ABD: IŞİD'i yok edene kadar İncirlik'te kalacağız
ABD Büyükelçisi John Bass, IŞİD'i zayıflatmak ve nihayetinde yenilgiye uğratmak için ne kadar zaman gerekirse, o kadar İncirlik'te kalacaklarını söyledi.

Oluşturma Tarihi: 2015-09-03 13:51:38

Güncelleme Tarihi: 2015-09-03 13:51:38

ABD Büyükelçisi John Bass CNN TÜRK ekranında Doğan TV Ankara Temsilcisi Hande Fırat'ın sorularını yanıtladı. IŞİD mücadele ve Türkiye'nin hava operasyonlarına katılmasını değerlendiren Bass, Türkiye'nin IŞİD'e karşı yürütülen operasyonlara tam olarak katılmasının gerçekten önemli bir gelişme olduğuna ve bu korkunç terör örgütünün geriletilmesi ve nihai olarak yenilgiye uğratılması çabamıza önemli bir ilave katkı sağlayacağına inanıyoruz" dedi.

ABD ve diğer potansiyel koalisyon uçakları ve varlıklarının Türkiye'de konuşlanması olanağından da faydalandığını hatırlatan Bass, söz konusu varlıkların Suriye'deki hedeflere ulaşması için gereken zamanı büyük ölçüde kısaldığına ve böylelikle koalisyonun askeri harekatını yürütme kabiliyetinin arttığına işaret etti.

IŞİD OPERASYONU NEREDEN YÖNETİLİYOR?

Büyükelçisi Bass, operasyonel ayrıntılara girmeden şu bilgileri verdi:  Hava operasyonlarının genel koordinasyonu, Ortadoğu'da bulunan ABD Merkez Komutanlığı'na ait tesisten gerçekleştiriliyor. Ortaklar, koalisyona katılan ülkeler bu merkeze personel katkısında bulunuyorlar ve buna uygun teknoloji sayesinde koalisyonun tüm katılımcıları ve uçuş gerçekleştiren tüm uçaklar birbirleriyle irtibat halinde oluyor. Bu yolla, operasyonların güvenli, emniyetli ve sahada en fazla etkiyi yaratacak şekilde düzenlenmesini sağlıyoruz.

Elbette gerçekleştirdiğimiz diplomatik görüşmelerin ayrıntılarına açıkça girmiyoruz, ancak hem biz hem de koalisyonun diğer üyeleri, Esad rejiminin, kendisinin müdahale etmek istemediği bir terörist gruba karşılık vermek amacıyla Suriye hava sahasında faaliyetlerde bulunduğumuzu ve bu mücadeleyi yürütmek için söz konusu hava sahasında faaliyet göstermeye devam edeceğimizi anlamasını sağlamak için çeşitli önlemler aldık.
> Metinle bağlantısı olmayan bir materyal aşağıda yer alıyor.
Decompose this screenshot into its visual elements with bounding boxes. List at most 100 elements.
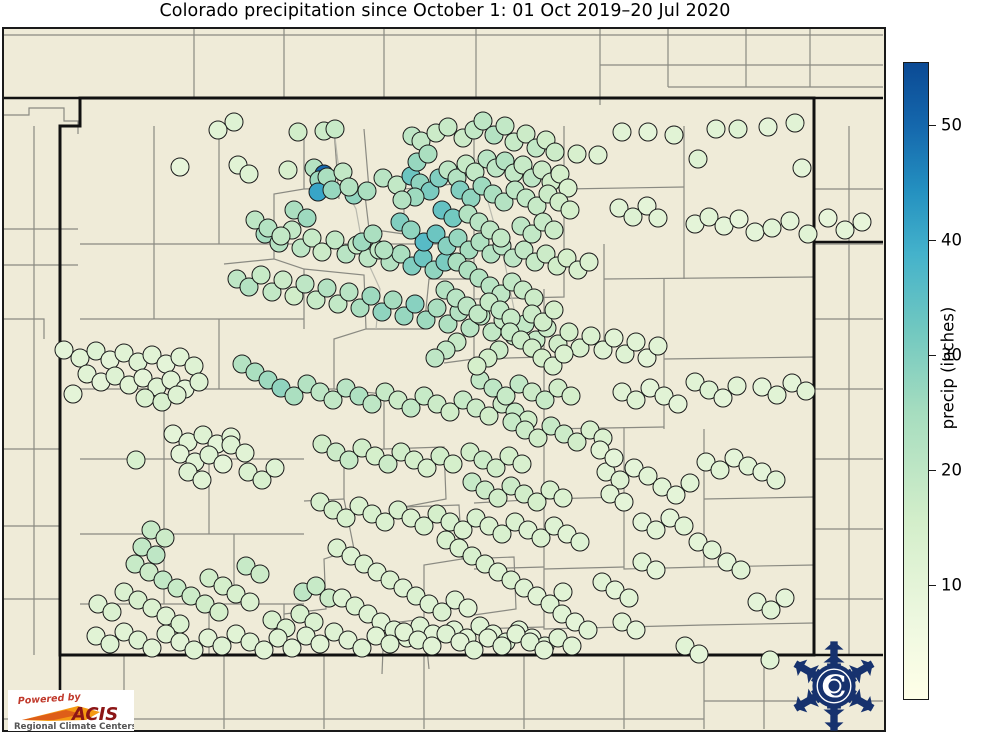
station-marker xyxy=(688,149,708,169)
acis-powered-by: Powered by xyxy=(17,692,81,707)
station-marker xyxy=(760,650,780,670)
station-marker xyxy=(273,270,293,290)
station-marker xyxy=(414,516,434,536)
station-marker xyxy=(336,508,356,528)
acis-brand: ACIS xyxy=(70,704,118,725)
station-marker xyxy=(560,200,580,220)
colorbar-label: precip (inches) xyxy=(938,306,958,430)
station-marker xyxy=(581,326,601,346)
station-marker xyxy=(623,207,643,227)
station-marker xyxy=(235,443,255,463)
station-marker xyxy=(467,356,487,376)
station-marker xyxy=(427,298,447,318)
station-marker xyxy=(664,125,684,145)
station-marker xyxy=(495,116,515,136)
station-marker xyxy=(818,208,838,228)
station-marker xyxy=(666,485,686,505)
station-marker xyxy=(567,432,587,452)
station-marker xyxy=(184,640,204,660)
colorbar-gradient xyxy=(903,62,929,700)
station-marker xyxy=(527,492,547,512)
station-marker xyxy=(648,336,668,356)
station-marker xyxy=(240,592,260,612)
station-marker xyxy=(375,512,395,532)
station-marker xyxy=(142,638,162,658)
station-marker xyxy=(425,348,445,368)
station-marker xyxy=(418,144,438,164)
station-marker xyxy=(192,470,212,490)
station-marker xyxy=(339,282,359,302)
station-marker xyxy=(212,636,232,656)
station-marker xyxy=(284,386,304,406)
station-marker xyxy=(297,208,317,228)
station-marker xyxy=(626,332,646,352)
colorbar-tick-label: 20 xyxy=(941,460,962,480)
station-marker xyxy=(252,470,272,490)
colorbar-tick xyxy=(929,470,936,472)
station-marker xyxy=(780,211,800,231)
station-marker xyxy=(383,290,403,310)
station-marker xyxy=(727,376,747,396)
colorbar-tick xyxy=(929,240,936,242)
station-marker xyxy=(213,454,233,474)
station-marker xyxy=(626,620,646,640)
station-marker xyxy=(610,470,630,490)
station-marker xyxy=(761,600,781,620)
station-marker xyxy=(479,406,499,426)
colorbar-tick xyxy=(929,585,936,587)
station-marker xyxy=(702,540,722,560)
station-marker xyxy=(265,458,285,478)
station-marker xyxy=(852,212,872,232)
station-marker xyxy=(239,164,259,184)
station-marker xyxy=(626,390,646,410)
station-marker xyxy=(317,278,337,298)
station-marker xyxy=(339,177,359,197)
station-marker xyxy=(254,640,274,660)
station-marker xyxy=(288,122,308,142)
station-marker xyxy=(710,460,730,480)
station-marker xyxy=(531,528,551,548)
colorado-climate-center-logo: C xyxy=(788,640,880,732)
chart-title: Colorado precipitation since October 1: … xyxy=(159,1,731,21)
station-marker xyxy=(567,144,587,164)
station-marker xyxy=(579,252,599,272)
station-marker xyxy=(796,381,816,401)
colorbar-tick-label: 30 xyxy=(941,345,962,365)
station-marker xyxy=(438,117,458,137)
station-marker xyxy=(102,602,122,622)
station-marker xyxy=(562,636,582,656)
station-marker xyxy=(762,218,782,238)
station-marker xyxy=(325,230,345,250)
station-marker xyxy=(361,286,381,306)
station-marker xyxy=(352,638,372,658)
station-marker xyxy=(619,588,639,608)
station-marker xyxy=(492,636,512,656)
station-marker xyxy=(401,220,421,240)
station-marker xyxy=(638,122,658,142)
station-marker xyxy=(486,458,506,478)
station-marker xyxy=(362,394,382,414)
station-marker xyxy=(323,390,343,410)
station-marker xyxy=(100,634,120,654)
station-marker xyxy=(357,181,377,201)
station-marker xyxy=(578,620,598,640)
station-marker xyxy=(405,294,425,314)
station-marker xyxy=(443,454,463,474)
station-marker xyxy=(728,119,748,139)
acis-tagline: Regional Climate Centers xyxy=(14,722,134,731)
station-marker xyxy=(785,113,805,133)
station-marker xyxy=(208,120,228,140)
station-marker xyxy=(798,224,818,244)
station-marker xyxy=(561,386,581,406)
station-marker xyxy=(729,209,749,229)
station-marker xyxy=(491,228,511,248)
station-marker xyxy=(126,450,146,470)
station-marker xyxy=(680,473,700,493)
station-marker xyxy=(835,220,855,240)
station-marker xyxy=(614,492,634,512)
colorbar-tick xyxy=(929,125,936,127)
station-marker xyxy=(250,564,270,584)
colorbar-tick-label: 40 xyxy=(941,230,962,250)
station-marker xyxy=(588,145,608,165)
Rejimin hava araçlarımızdan uzak durmasını bekliyoruz ve buna ilişkin olarak koalisyon hava araçlarını korumak adına almamız gereken önlemler var, ihtiyacımız olduğunda da bu önemleri kesinlikle alırız."

IŞİD'DEN ARINDIRILMIŞ BÖLGEYE KİM YERLEŞTİRİLECEK?
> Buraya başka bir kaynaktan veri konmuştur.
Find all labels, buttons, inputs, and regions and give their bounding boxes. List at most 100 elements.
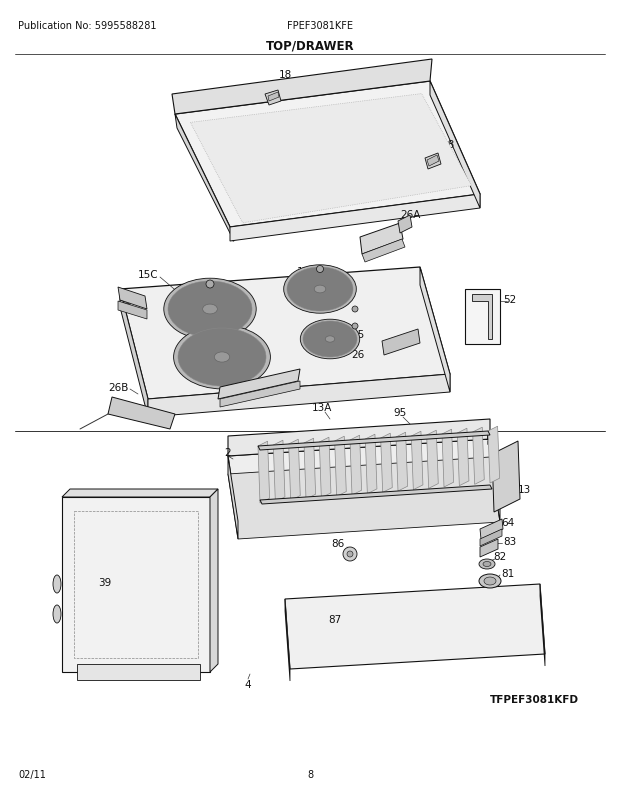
Ellipse shape — [311, 327, 349, 352]
Ellipse shape — [164, 279, 256, 340]
Polygon shape — [228, 456, 238, 539]
Text: 86: 86 — [331, 538, 345, 549]
Polygon shape — [285, 599, 290, 681]
Text: TFPEF3081KFD: TFPEF3081KFD — [490, 695, 579, 704]
Ellipse shape — [292, 271, 348, 308]
Polygon shape — [488, 427, 500, 484]
Ellipse shape — [193, 298, 227, 321]
Ellipse shape — [302, 277, 338, 302]
Circle shape — [347, 551, 353, 557]
Ellipse shape — [479, 574, 501, 588]
Ellipse shape — [297, 274, 343, 305]
Ellipse shape — [323, 335, 337, 344]
Polygon shape — [273, 440, 285, 502]
Polygon shape — [458, 428, 469, 486]
Text: 95: 95 — [393, 407, 407, 418]
Polygon shape — [465, 290, 500, 345]
Circle shape — [316, 266, 324, 273]
Text: 52: 52 — [503, 294, 516, 305]
Polygon shape — [319, 438, 331, 498]
Ellipse shape — [200, 302, 221, 317]
Polygon shape — [398, 216, 412, 233]
Polygon shape — [148, 375, 450, 418]
Polygon shape — [62, 489, 218, 497]
Text: FPEF3081KFE: FPEF3081KFE — [287, 21, 353, 31]
Text: 26A: 26A — [400, 210, 420, 220]
Text: 26B: 26B — [108, 383, 128, 392]
Polygon shape — [220, 382, 300, 407]
Ellipse shape — [53, 606, 61, 623]
Polygon shape — [420, 268, 450, 392]
Polygon shape — [480, 539, 498, 557]
Polygon shape — [260, 485, 492, 504]
Ellipse shape — [53, 575, 61, 593]
Text: 8: 8 — [307, 769, 313, 779]
Polygon shape — [285, 585, 545, 669]
Polygon shape — [230, 195, 480, 241]
Ellipse shape — [303, 322, 357, 358]
Ellipse shape — [180, 290, 239, 329]
Polygon shape — [472, 427, 484, 484]
Polygon shape — [492, 441, 520, 512]
Polygon shape — [335, 436, 346, 496]
Ellipse shape — [191, 338, 253, 378]
Text: 13A: 13A — [312, 403, 332, 412]
Polygon shape — [425, 154, 441, 170]
Text: 15: 15 — [352, 330, 365, 339]
Polygon shape — [480, 520, 503, 539]
Text: 15C: 15C — [138, 269, 158, 280]
Ellipse shape — [326, 336, 335, 342]
Text: 4: 4 — [245, 679, 251, 689]
Polygon shape — [228, 439, 500, 521]
Text: 26: 26 — [118, 300, 131, 310]
Polygon shape — [210, 489, 218, 672]
Ellipse shape — [198, 342, 246, 374]
Ellipse shape — [203, 305, 218, 314]
Text: 15B: 15B — [238, 365, 258, 375]
Ellipse shape — [287, 268, 353, 312]
Polygon shape — [172, 60, 432, 115]
Polygon shape — [411, 431, 423, 490]
Text: 18: 18 — [278, 70, 291, 80]
Polygon shape — [108, 398, 175, 429]
Text: 26: 26 — [352, 350, 365, 359]
Text: 13: 13 — [517, 484, 531, 494]
Polygon shape — [427, 431, 438, 488]
Text: 1: 1 — [484, 431, 490, 441]
Polygon shape — [304, 439, 316, 500]
Polygon shape — [228, 457, 500, 539]
Ellipse shape — [168, 282, 252, 338]
Circle shape — [343, 547, 357, 561]
Text: 18: 18 — [441, 140, 454, 150]
Polygon shape — [77, 664, 200, 680]
Polygon shape — [540, 585, 545, 666]
Text: Publication No: 5995588281: Publication No: 5995588281 — [18, 21, 156, 31]
Polygon shape — [360, 224, 403, 255]
Polygon shape — [175, 82, 480, 228]
Ellipse shape — [174, 326, 270, 390]
Polygon shape — [118, 288, 147, 310]
Circle shape — [352, 323, 358, 330]
Polygon shape — [472, 294, 492, 339]
Polygon shape — [381, 434, 392, 492]
Text: 87: 87 — [329, 614, 342, 624]
Text: 02/11: 02/11 — [18, 769, 46, 779]
Ellipse shape — [479, 559, 495, 569]
Polygon shape — [396, 432, 407, 492]
Text: 16: 16 — [352, 125, 365, 135]
Polygon shape — [228, 419, 490, 456]
Polygon shape — [289, 439, 300, 500]
Polygon shape — [175, 115, 234, 241]
Ellipse shape — [315, 330, 345, 350]
Ellipse shape — [178, 329, 266, 387]
Ellipse shape — [483, 561, 491, 567]
Polygon shape — [442, 430, 454, 488]
Text: 83: 83 — [503, 537, 516, 546]
Text: 64: 64 — [502, 517, 515, 528]
Text: TOP/DRAWER: TOP/DRAWER — [266, 39, 354, 52]
Polygon shape — [190, 95, 472, 224]
Ellipse shape — [312, 284, 328, 295]
Ellipse shape — [484, 577, 496, 585]
Polygon shape — [62, 497, 210, 672]
Ellipse shape — [215, 353, 229, 363]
"Türkiye'deki beklenti, kamuoyundaki beklenti Cerablus ve Azez-Mera hattında 45 km derinliğinde bir temizliğin yapılması, IŞİD'den arındırılmış bir bölgenin oluşturulması ve buraya da bazı muhalif unsurların yerleştirilmesi" diyen Hande Fırat'ın "Türkiye'nin bu talebi karşılandı mı? 45 km derinliğinde bir hat, IŞİD'den temizlenecek ve oraya muhalif unsurlar mı yerleştirilecek?" sorusuna ise şu yanıtı verdi:  

"Bence burada önemli olan bunu nasıl adlandırdığımız değil, sahada sağladığımız etki.  Ve şu anda, hem koalisyona hem de Türkiye'ye yönelik önemli bir güvenlik tehdidine en iyi şekilde cevap verebilmenin yollarını belirlemek üzere Türk hükümetindeki meslektaşlarımız ve özellikle ordularımızla birlikte çalışıyoruz. Söz konusu tehdit, az önce belirttiğiniz gibi IŞİD'in bu sınır bölgesini kontrol etmesi. IŞİD'i geriletmek ve yenilgiye uğratmak için göstereceğimiz çabanın başarısının, bu alanın temizlenmesi ve IŞİD'in terör faaliyetlerine devam edebilmek amacıyla Türkiye'den ve Türkiye üzerinden Suriye ve Irak'a insan, ekipman ve teknoloji kaçırmak için sınırdaki mevcudiyetini kullanmasına son verme kabiliyetimize bağlı olduğunu düşünüyoruz. Bildiğiniz gibi, sahada faaliyet gösteren Suriyelilerin kendi topraklarının kontrolünü tekrar elde etmeleri, kontrolü sürdürebilmeleri ve IŞİD'i bu bölgenin dışına çıkarmalarına en iyi şekilde nasıl destek verebileceğimizi belirleme sürecinin tam ortasındayız ve bu karmaşık bir süreç. O nedenle, tekrar ifade etmek istiyorum, burada en önemli konu ulaşmaya çalıştığımız hedef, buna ne isim verdiğimiz değil."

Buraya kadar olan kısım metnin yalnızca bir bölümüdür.